StochasticAD.dual_number — Function

dual_number(X, p; backend=PrunedFIsBackend(), direction=nothing)
dual_number(p; backend=PrunedFIsBackend(), direction=nothing)

A lightweight wrapper around stochastic_triple that entirely ignores the derivative contribution of all discrete random components, so that it behaves like a regular dual number. Mostly for fun – this, of course, leads to a useless derivative estimate for discrete random functions!

source

Algorithms

StochasticAD.ForwardAlgorithm — Type

ForwardAlgorithm(backend::StochasticAD.AbstractFIsBackend) <: AbstractStochasticADAlgorithm

A differentiation algorithm relying on forward propagation of stochastic triples.

The backend argument controls the algorithm used by the third component of the stochastic triples.

Note

The required computation time for forward-mode AD scales linearly with the number of parameters in p (but is unaffected by the number of parameters in X(p)).

source

StochasticAD.EnzymeReverseAlgorithm — Type

EnzymeReverseAlgorithm(backend::StochasticAD.AbstractFIsBackend) <: AbstractStochasticADAlgorithm

A differentiation algorithm relying on transposing the propagation of stochastic triples to produce a reverse-mode algorithm. The transposition is performed by Enzyme.jl, which must be loaded for the algorithm to run.

Currently, only real- and vector-valued inputs are supported, and only real-valued outputs are supported.

The backend argument controls the algorithm used by the third component of the stochastic triples.

In the call to derivative_estimate, this algorithm optionally accepts alg_data with the field forward_u, which specifies the directional derivative used in the forward pass that will be transposed. If forward_u is not provided, it is randomly generated.

Warning

For the reverse-mode algorithm to yield correct results, the employed backend cannot use input-dependent pruning strategies. A suggested reverse-mode compatible backend is PrunedFIsBackend(Val(:wins)).

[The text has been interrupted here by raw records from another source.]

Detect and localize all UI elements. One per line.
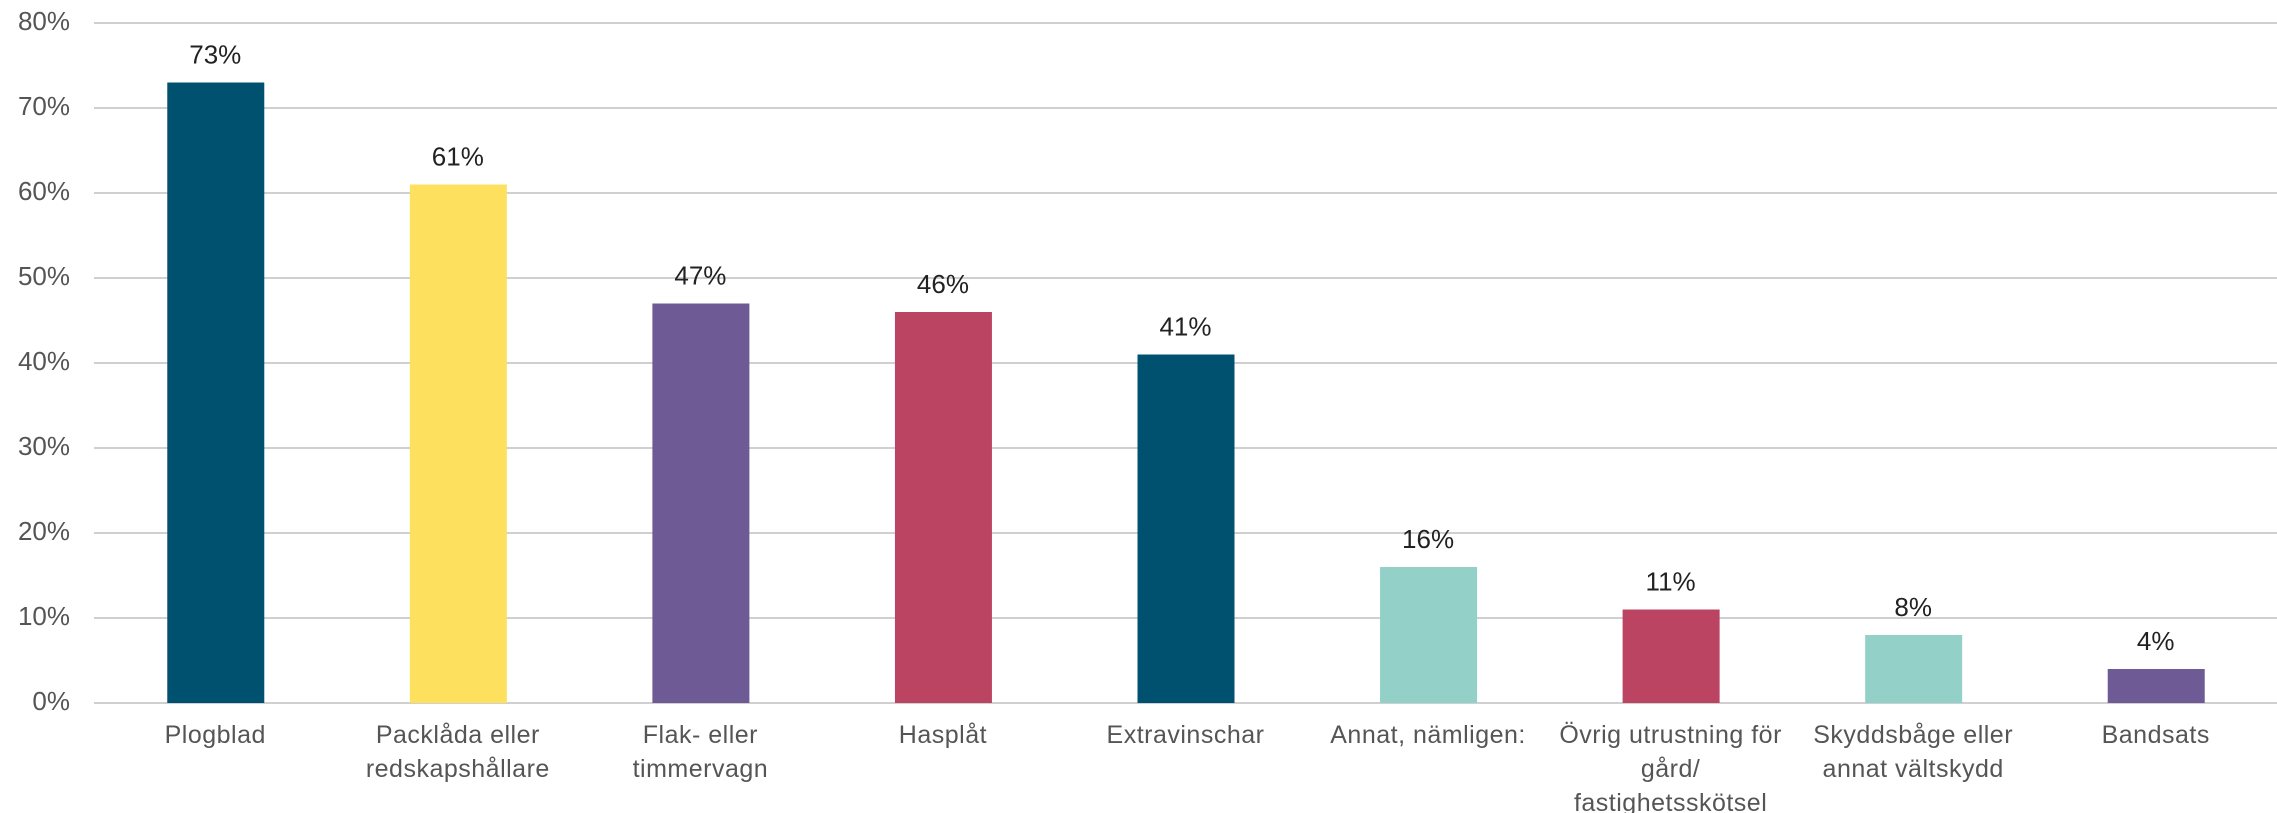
bar: [1137, 354, 1235, 703]
value-label: 46%: [917, 269, 969, 299]
x-tick-label: Extravinschar: [1106, 721, 1265, 749]
x-tick-label: Flak- eller timmervagn: [632, 721, 769, 783]
y-tick-label: 50%: [18, 261, 70, 291]
x-tick-label: Hasplåt: [898, 721, 988, 749]
value-label: 73%: [189, 39, 241, 69]
bar: [652, 303, 750, 703]
x-tick-label: Plogblad: [164, 721, 266, 749]
value-label: 11%: [1646, 566, 1696, 596]
y-tick-label: 70%: [18, 91, 70, 121]
y-tick-label: 40%: [18, 346, 70, 376]
bar: [167, 82, 265, 703]
bar: [1380, 567, 1478, 703]
x-tick-label: Packlåda eller redskapshållare: [365, 721, 550, 783]
bar: [2107, 669, 2205, 703]
bar: [1865, 635, 1963, 703]
y-tick-label: 20%: [18, 516, 70, 546]
x-tick-label: Annat, nämligen:: [1330, 721, 1526, 749]
x-tick-label: Skyddsbåge eller annat vältskydd: [1813, 721, 2014, 783]
y-tick-label: 60%: [18, 176, 70, 206]
value-label: 61%: [432, 141, 484, 171]
y-tick-label: 30%: [18, 431, 70, 461]
bar: [409, 184, 507, 703]
y-tick-label: 0%: [32, 686, 70, 716]
value-label: 16%: [1402, 524, 1454, 554]
value-label: 8%: [1894, 592, 1932, 622]
y-tick-label: 80%: [18, 6, 70, 36]
x-tick-label: Övrig utrustning för gård/ fastighetsskö…: [1559, 721, 1782, 813]
bar: [1622, 609, 1720, 703]
value-label: 4%: [2137, 626, 2175, 656]
y-tick-label: 10%: [18, 601, 70, 631]
bar: [894, 312, 992, 703]
x-tick-label: Bandsats: [2101, 721, 2210, 749]
value-label: 41%: [1159, 311, 1211, 341]
value-label: 47%: [674, 260, 726, 290]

Additionally, this algorithm relies on the ability of Enzyme.jl to differentiate the forward stochastic triple run. It is recommended to check that the primal function X is type stable for its input p using a tool such as JET.jl, with all code executed in a function with no global state. In addition, sometimes X may be type stable but stochastic triples introduce additional type instabilities. This can be debugged by checking type stability of Enzyme's target, which is Base.get_extension(StochasticAD, :StochasticADEnzymeExt).enzyme_target(u, X, p, backend), where u is a test direction.

Note

For more details on the reverse-mode approach, see the following papers and talks:

"You Only Linearize Once: Tangents Transpose to Gradients", Radul et al. 2022.
"Reverse mode ADEV via YOLO: tangent estimators transpose to gradient estimators", Becker et al. 2024
"Probabilistic Programming with Programmable Variational Inference", Becker et al. 2024

source

Smoothing

What happens if we were to run derivative_contribution after each step, instead of only at the end? This is smoothing, which combines the second and third components of a single stochastic triple into a single dual component. Smoothing no longer has a guarantee of unbiasedness, but is surprisingly accurate in a number of situations. For example, the popular straight through gradient estimator can be viewed as a special case of smoothing. Forward smoothing rules are provided through ForwardDiff, and backward rules through ChainRules, so that e.g. Zygote.gradient and ForwardDiff.derivative will use smoothed rules for discrete random variables rather than dropping the gradients entirely. Currently, special discrete->discrete constructs such as array indexing are not supported for smoothing.

Optimization

We also provide utilities to make it easier to get started with forming and training a model via stochastic gradient descent:

StochasticAD.StochasticModel — Type

StochasticModel(X, p)

Combine stochastic program X with parameter p into a trainable model using Functors, where p <: AbstractArray. Formulate as a minimization problem, i.e. find $p$ that minimizes $\mathbb{E}[X(p)]$.

source

StochasticAD.stochastic_gradient — Function

stochastic_gradient(m::StochasticModel)

Compute gradient with respect to the trainable parameter p of StochasticModel(X, p).

source

These are used in the tutorial on stochastic optimization.